Two Virginia Tech students carefully planned the kidnapping and killing of a 13-year-old girl, arranging a pre-dawn rendezvous online after buying cleaning supplies and a shovel at separate Wal-Mart stores, a prosecutor alleged on Thursday.

 

Montgomery County Commonwealth's Attorney Mary Pettitt described how authorities believe David Eisenhauer and Natalie Keepers plotted the stabbing death of Nicole Lovell, a seventh-grader who used social media to escape from bullying after surviving a liver transplant and other health scares.

Pettitt did not suggest a possible motive in court, or describe the killing itself. But she said messages on the girl's phone led police to the college freshmen, who had decided together that Eisenhauer would cut the girl's throat.

Keepers, 19, spoke in court as well, telling the judge that she began cutting her own body and had considered suicide "a few times" after being bullied herself in school five years ago. She said she's been in therapy and taking Prozac since then.

Her lawyers said her mental health could unravel behind bars, and she's allergic to the gluten in jail food.

"We understand the allegations are disturbing and serious," defense attorney Kristopher Olin said. "But they are just allegations."

But the prosecutor urged the judge to keep her jailed.

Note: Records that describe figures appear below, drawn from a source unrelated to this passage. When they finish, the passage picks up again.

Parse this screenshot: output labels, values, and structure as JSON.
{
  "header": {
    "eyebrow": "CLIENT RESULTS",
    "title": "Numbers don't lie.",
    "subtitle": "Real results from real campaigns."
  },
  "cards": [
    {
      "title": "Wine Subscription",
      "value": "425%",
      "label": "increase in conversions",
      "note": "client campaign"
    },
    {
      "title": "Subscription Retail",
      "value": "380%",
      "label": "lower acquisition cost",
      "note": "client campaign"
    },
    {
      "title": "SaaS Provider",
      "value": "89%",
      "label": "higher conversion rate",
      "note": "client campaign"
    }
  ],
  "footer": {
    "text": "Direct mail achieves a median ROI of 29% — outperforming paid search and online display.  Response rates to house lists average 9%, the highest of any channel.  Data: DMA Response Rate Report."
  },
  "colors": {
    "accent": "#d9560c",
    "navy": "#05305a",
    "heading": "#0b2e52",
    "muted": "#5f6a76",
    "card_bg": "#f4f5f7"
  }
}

While Keepers is adamant that she was not present at the killing, Pettitt said, she "is in the same position as the person who carried out the murder."

Judge Robert Viars Jr. denied bail.

Eisenhauer initially denied his involvement when police found his messages on Nicole's phone, but eventually admitted that he drove to the girl's home, watched her climb out of her window, and greeted her with a "side hug" before they drove off to get Keepers, Pettitt said.

Once Nicole was dead, Keepers helped load her body into Eisenhauer's Lexus, the prosecutor said.

It was Keepers who revealed the plot after officers tracked her down, but she tried to warn Eisenhauer first, sending him a one-word text message reading "Police," Pettitt said.

The 18-year-old distance runner at Virginia Tech is jailed without bond on charges of kidnapping and first-degree murder. The police report on his arrest Saturday says he told officers: "I believe the truth will set me free."

Keepers is charged with being an accessory to kidnap and murder before and after these crimes, and with helping her fellow engineering major dispose of the body at a remote spot in North Carolina, two hours south of campus.

Nicole's parents, David Lovell and Tammy Weeks, attended the hearing but made no comments before leaving for her private funeral.

Friends and neighbors have described her as a lovely if awkward girl, clinging to childhood ways while exploring older behaviors.

A neighbor said she told 8-year-old friends before she vanished that she planned to sneak out to meet her 18-year-old "boyfriend," a man named David whose picture she displayed on her phone.

A 911 call on Jan. 27 alerted police that Nicole was missing, Pettitt said. Weeks discovered that the door to her daughter's bedroom had been barricaded, and that her phone and her "Minions" blanket also were gone.

An examination of emails and social media showed that Eisenhauer and Nicole last made contact at 12:39 that morning, shortly before she disappeared, the prosecutor said.

Like others her age, Nicole was tech-savvy, posting on Facebook and chatting using the Kik messenger app. But she also had to take daily medicine to keep her transplanted liver from failing, and survived other harrowing health problems that left her with a tracheotomy scar in her neck.

Defense lawyers argued that Keepers had her own troubled past and would become mentally unstable if kept in isolation for her own protection from other inmates.

Shackled, handcuffed and wearing orange jail garb, Keepers told the judge she's not getting her full dosage of anti-anxiety medicine in jail.

"I've learned how to love myself and to take care of myself and deal with any stress that I have," Keepers said, describing how she had promised a friend that if she stopped cutting herself, she would get a tattoo of a semi-colon, representing that her life was not ending, but taking a new path.

Her father, Tim Keepers, said he and his wife, Sara, learned of Eisenhauer in October, and that the young man had "dropped everything" last year to rush their daughter to a hospital for an emergency appendectomy.

Eisenhauer and Keepers went to high schools five miles apart in Columbia, Maryland. Excelling in the classroom and on the track, Eisenhauer drew raves from his coach and principal at Wilde Lake High School, and was focused on competing with top college runners.

Keepers, for her part, displayed a packed resume on her LinkedIn profile, including a summer internship with NASA, where she made how-to videos for engineers. She planned for follow her father's footsteps into aerospace engineering, Tim Keepers said.

Sara Keepers, an X-ray technician, said the whole situation is "devastating."